Occasionally, the novel’s perspective shifts to that of secondary characters like Helena and Melissa. These chapters are written in third-person limited perspective. This point of view creates distance, and therefore a new perspective, from Damon’s first-person understanding. For instance, Helena sees Damon as a “well-adjusted, compassionate, and caring man” (50), while the reader knows that Damon sees himself as “perpetually bewildered.” The novel exploits the differences between these shifting perspectives on the same situation to create tension and drama, raising the question of which perspective is closest to the truth.
The novel also creates tension through the use of chronology. The Prologue opens with an account of Damon’s murder at the hands of an as-yet unknown woman. This looms over the rest of the novel, as the reader is aware that Damon will die, but they do not know why he’s dying or who will kill him. This establishes from the early chapters that Damon is marked for death, creating tension even in seemingly happy scenes, such as when he watches Melissa sing karaoke. The novel then skips back six months in the chronology to trace the months before Damon’s death as he embarks on an increasingly obsessive quest to learn about his past.
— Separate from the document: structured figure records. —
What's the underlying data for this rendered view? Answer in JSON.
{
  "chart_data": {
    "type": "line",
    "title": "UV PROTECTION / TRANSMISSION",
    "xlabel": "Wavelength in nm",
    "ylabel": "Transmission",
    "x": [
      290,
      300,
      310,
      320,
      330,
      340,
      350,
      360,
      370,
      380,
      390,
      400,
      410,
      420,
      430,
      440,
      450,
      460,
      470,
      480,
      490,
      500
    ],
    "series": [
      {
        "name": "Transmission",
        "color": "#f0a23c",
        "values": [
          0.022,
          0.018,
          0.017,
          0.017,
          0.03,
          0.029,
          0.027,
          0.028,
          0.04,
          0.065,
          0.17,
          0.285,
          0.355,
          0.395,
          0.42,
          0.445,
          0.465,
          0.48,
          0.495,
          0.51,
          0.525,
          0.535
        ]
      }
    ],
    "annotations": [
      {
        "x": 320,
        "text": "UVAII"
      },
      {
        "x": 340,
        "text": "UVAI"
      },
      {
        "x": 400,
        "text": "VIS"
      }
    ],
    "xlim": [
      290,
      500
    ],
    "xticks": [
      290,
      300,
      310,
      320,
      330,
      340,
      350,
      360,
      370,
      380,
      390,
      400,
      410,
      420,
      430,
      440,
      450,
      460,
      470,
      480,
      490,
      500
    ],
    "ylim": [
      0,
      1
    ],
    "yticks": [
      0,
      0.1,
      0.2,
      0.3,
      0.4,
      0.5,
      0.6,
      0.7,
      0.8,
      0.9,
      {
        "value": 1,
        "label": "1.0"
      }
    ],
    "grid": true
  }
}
As a thriller, Dead in the Water is fast paced. While it lacks the violent action of a typical thriller, it creates suspense and pace through the use of present tense and short chapters. Most novels are written in past tense, or literary past tense, but Dead in the Water uses primarily present tense, as in “I decide not to mention we and Adrienne are trying for a baby” (47). This use of present tense makes events in the novel feel more immediate and intense, as if they are unspooling before the reader in real time.
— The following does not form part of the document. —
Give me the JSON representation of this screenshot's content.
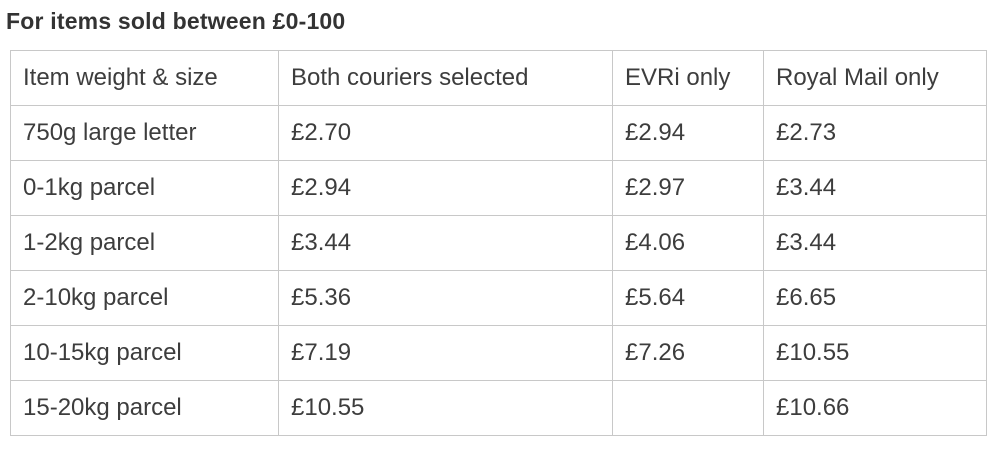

This technique is coupled with the use of many short chapters and cliff hangers to create suspense and anticipation for what is to come. For instance, at the end of Chapter 3, Melissa thinks that “Damon is dead” from having drowned (13). Her reaction creates suspense as to whether this is the death of Damon shown in the Prologue. However, in the next chapter, Melissa is able to revive Damon, and he ultimately survives. Shifting between creating tension (e.g., Damon’s death) and relieving tension (e.g., Damon is revived) is a common method for creating pace.